BELLISSANT Roger, Georges [Dictionnaire Algérie]

Par René Gallissot

Né le 6 juillet 1900 à Viels-Maisons (Aisne), mort le 26 avril 1985 à Mougins (Alpes-Maritimes) ; à partir de 1930, instituteur communiste en Oranie, à Tlemcen en 1937, organisateur des sociétés musicales et chorales ; beau-père de l’écrivain Mohamed Dib.

Roger Bellissant naquit dans le village où était mort son arrière grand-père Antoine, Rémy Bellissant. En retraite, il consacra une plaquette d’hommage à cet ancêtre, instituteur républicain en Seine-et-Marne sous le Second Empire, qui avait été emprisonné en 1851 à la prison de Coulommiers, après le coup d’État de Louis Napoléon Bonaparte et avait été ensuite communard.

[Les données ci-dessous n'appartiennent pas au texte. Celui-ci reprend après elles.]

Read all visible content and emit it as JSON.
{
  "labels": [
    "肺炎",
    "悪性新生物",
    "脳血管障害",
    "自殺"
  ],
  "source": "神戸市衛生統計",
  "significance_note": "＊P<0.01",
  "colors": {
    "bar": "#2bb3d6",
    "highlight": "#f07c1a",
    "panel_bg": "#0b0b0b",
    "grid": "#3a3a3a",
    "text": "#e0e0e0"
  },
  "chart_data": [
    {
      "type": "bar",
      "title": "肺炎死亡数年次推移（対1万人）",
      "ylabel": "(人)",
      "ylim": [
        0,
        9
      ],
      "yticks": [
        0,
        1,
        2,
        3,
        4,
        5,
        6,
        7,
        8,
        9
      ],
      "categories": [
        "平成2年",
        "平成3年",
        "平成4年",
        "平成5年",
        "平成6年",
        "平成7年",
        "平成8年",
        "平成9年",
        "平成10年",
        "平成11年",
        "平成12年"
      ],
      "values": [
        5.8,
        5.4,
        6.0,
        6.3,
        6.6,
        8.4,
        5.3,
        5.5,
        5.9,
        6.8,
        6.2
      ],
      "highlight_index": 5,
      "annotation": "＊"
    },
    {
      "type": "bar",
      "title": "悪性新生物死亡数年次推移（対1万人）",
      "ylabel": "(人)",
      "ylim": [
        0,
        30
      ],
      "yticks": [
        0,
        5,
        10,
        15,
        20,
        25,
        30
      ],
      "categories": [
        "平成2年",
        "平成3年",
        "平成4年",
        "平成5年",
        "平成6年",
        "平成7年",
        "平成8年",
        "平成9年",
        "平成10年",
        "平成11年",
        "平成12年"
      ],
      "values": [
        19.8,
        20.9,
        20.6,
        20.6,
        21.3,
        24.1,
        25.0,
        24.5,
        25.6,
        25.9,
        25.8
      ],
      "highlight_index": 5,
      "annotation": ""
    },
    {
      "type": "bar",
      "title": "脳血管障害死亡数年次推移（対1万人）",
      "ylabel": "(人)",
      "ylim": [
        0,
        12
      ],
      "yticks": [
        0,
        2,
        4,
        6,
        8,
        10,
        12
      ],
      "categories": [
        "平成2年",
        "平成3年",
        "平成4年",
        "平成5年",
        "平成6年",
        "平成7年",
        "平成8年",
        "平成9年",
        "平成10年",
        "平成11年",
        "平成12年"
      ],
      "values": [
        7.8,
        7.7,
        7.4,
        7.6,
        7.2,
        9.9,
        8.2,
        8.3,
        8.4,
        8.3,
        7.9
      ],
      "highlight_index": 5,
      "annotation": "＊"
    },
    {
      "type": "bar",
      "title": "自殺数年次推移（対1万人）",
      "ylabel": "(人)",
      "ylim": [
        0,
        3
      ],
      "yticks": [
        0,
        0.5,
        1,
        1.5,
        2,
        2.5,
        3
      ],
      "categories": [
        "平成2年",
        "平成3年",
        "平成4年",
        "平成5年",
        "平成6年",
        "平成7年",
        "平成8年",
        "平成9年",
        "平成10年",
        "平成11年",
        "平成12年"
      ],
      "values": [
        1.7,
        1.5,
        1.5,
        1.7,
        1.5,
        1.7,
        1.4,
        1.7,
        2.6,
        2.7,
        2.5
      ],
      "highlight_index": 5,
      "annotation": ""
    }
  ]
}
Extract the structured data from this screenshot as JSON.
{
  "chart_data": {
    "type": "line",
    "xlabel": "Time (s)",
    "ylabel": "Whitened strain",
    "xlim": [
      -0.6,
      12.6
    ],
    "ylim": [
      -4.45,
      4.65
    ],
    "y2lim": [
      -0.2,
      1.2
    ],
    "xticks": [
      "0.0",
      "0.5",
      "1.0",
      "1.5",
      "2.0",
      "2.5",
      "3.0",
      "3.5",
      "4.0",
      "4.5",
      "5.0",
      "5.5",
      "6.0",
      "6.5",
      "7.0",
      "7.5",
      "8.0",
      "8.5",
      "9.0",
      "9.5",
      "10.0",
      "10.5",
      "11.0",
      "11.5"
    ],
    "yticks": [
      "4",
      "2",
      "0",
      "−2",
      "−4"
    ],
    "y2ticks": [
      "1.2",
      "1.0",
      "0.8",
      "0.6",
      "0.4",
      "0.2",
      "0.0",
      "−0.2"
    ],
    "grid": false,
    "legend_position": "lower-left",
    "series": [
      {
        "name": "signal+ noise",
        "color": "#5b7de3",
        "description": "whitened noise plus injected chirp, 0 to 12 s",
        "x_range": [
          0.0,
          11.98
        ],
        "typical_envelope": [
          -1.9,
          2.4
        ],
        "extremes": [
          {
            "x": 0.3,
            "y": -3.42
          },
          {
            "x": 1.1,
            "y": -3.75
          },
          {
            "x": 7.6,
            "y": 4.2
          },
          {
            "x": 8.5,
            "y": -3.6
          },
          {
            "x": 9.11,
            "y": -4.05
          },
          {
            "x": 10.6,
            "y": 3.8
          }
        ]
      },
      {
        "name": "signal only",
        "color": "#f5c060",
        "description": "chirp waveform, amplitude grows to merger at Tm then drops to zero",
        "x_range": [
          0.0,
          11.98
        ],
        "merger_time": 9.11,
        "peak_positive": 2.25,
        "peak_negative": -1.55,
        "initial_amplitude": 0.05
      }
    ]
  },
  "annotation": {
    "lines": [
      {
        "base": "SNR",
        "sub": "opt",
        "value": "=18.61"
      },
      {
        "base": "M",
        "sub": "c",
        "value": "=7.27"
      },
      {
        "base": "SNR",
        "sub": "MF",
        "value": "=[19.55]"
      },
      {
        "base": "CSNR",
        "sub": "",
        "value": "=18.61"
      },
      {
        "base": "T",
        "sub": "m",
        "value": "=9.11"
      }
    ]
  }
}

Roger Bellissant passa par l’École normale d’instituteurs de Châlons-sur-Marne (1915-1918). Il devint instituteur avec son épouse dans son département natal voisin de l’Aisne jusqu’en 1930, avant de partir en Algérie. Après cinq années en poste à Oran puis deux ans à Aïn-el-Turk, les Bellissant effectuèrent la rentrée des classes à Tlemcen en octobre 1937. Mme Bellissant dirigeait l’école maternelle au centre de la ville, et les Bellissant habitaient le logement de fonction au-dessus de l’école.

Très vite, Roger Bellissant fut détaché à l’enseignement de la musique dans toutes les écoles de la ville « qui le voyait, son étui de violon à la main arpenter les rues matins et après-midi avec sa jambe raide » (M.Dib). La musique classique le faisait fréquenter les dames de la bonne société européenne ; pour la société Arts et Sciences de Tlemcen, il organisait des concerts au grand hôtel situé au dessus de la ville ou au Théâtre sur la place ; il fit ainsi venir à Tlemcen, tout jeune, Samson François pour jouer Chopin ou les Tortelier et Serge Prokofiev même. Communiste mais restant entre amis, ne fréquentant pas les cafés, aimablement, il pouvait se permettre de glisser l’Humanité dans les réunions, généralement musicales, de la bonne société. À la chorale des écoles qu’il dirigea de 1944 à 1955, il fit chanter une chanson composée par son grand-père évoquant son emprisonnement : L’oiseau captif.

Au souvenir de Mohamed Dib, à cinquante ans de distance : « Au terme de chaque année scolaire, nous étions des milliers d’enfants, garçons et filles, à être conduits par nos maîtresses et nos maîtres respectifs, un dimanche matin, sur les deux places contigües de la ville qui n’en formaient qu’une en réalité…, nous entonnions d’une même voix sur l’air de l’Ode à la joie : Gloire -à toi, gloire – à toi Chère éco-le – laï-que… » Roger Bellissant dirigeait depuis l’étage du kiosque à musique. « C’était grandiose. Nous-mêmes les tout-petits, l’émotion nous prenait à la gorge. » Si dans son dernier livre inachevé, Laëzza, Mohamed Dib évoquea ces belles heures de Tlemcen dans les années 1930, ce n’est qu’en 1946 ou 1947, à 26 ou 27 ans, qu’il entra vraiment en relation avec Roger Bellissant dont il épousa la fille Colette, plus jeune de dix ans, en 1951.

Par ailleurs et auparavant, au moment du Front populaire et du Congrès musulman rassemblant PCA, CGT, Association des Oulémas et une partie de la gauche socialiste, la chorale ouvrière en tête des défilés du 1er Mai et d’autres manifestations, exécutait l’Internationale chantée en français et en arabe algérien sur orchestration algérienne donc. Dans les rues de Tlemcen, les partisans des Oulémas et les communistes et syndicalistes marchaient sous les drapeaux rouges ; les messalites déployaient le drapeau vert et blanc algérien. Beaucoup de nationalistes de Tlemcen, élèves des chorales de Roger Bellissant, conservaient la nostalgie de cette Algérie algérienne.

En 1957, Roger Bellissant prit sa retraite à Mougins sur la Côte d’azur.

Pour citer cet article :
https://maitron.fr/spip.php?article151498, notice BELLISSANT Roger, Georges [Dictionnaire Algérie] par René Gallissot, version mise en ligne le 25 décembre 2013, dernière modification le 10 septembre 2021.

Par René Gallissot

SOURCES : Correspondance de J. Girault avec R. Bellissant. — Portrait esquissé par Mohamed Dib dans son texte inachevé de publication posthume : Laëzza, Albin Michel, Paris, 2006. — Correspondance pour mise au point, de Colette Dib-Bellissant, La Celle Saint-Cloud, dernière maison de Mohamed Dib, du 20 janvier 2008.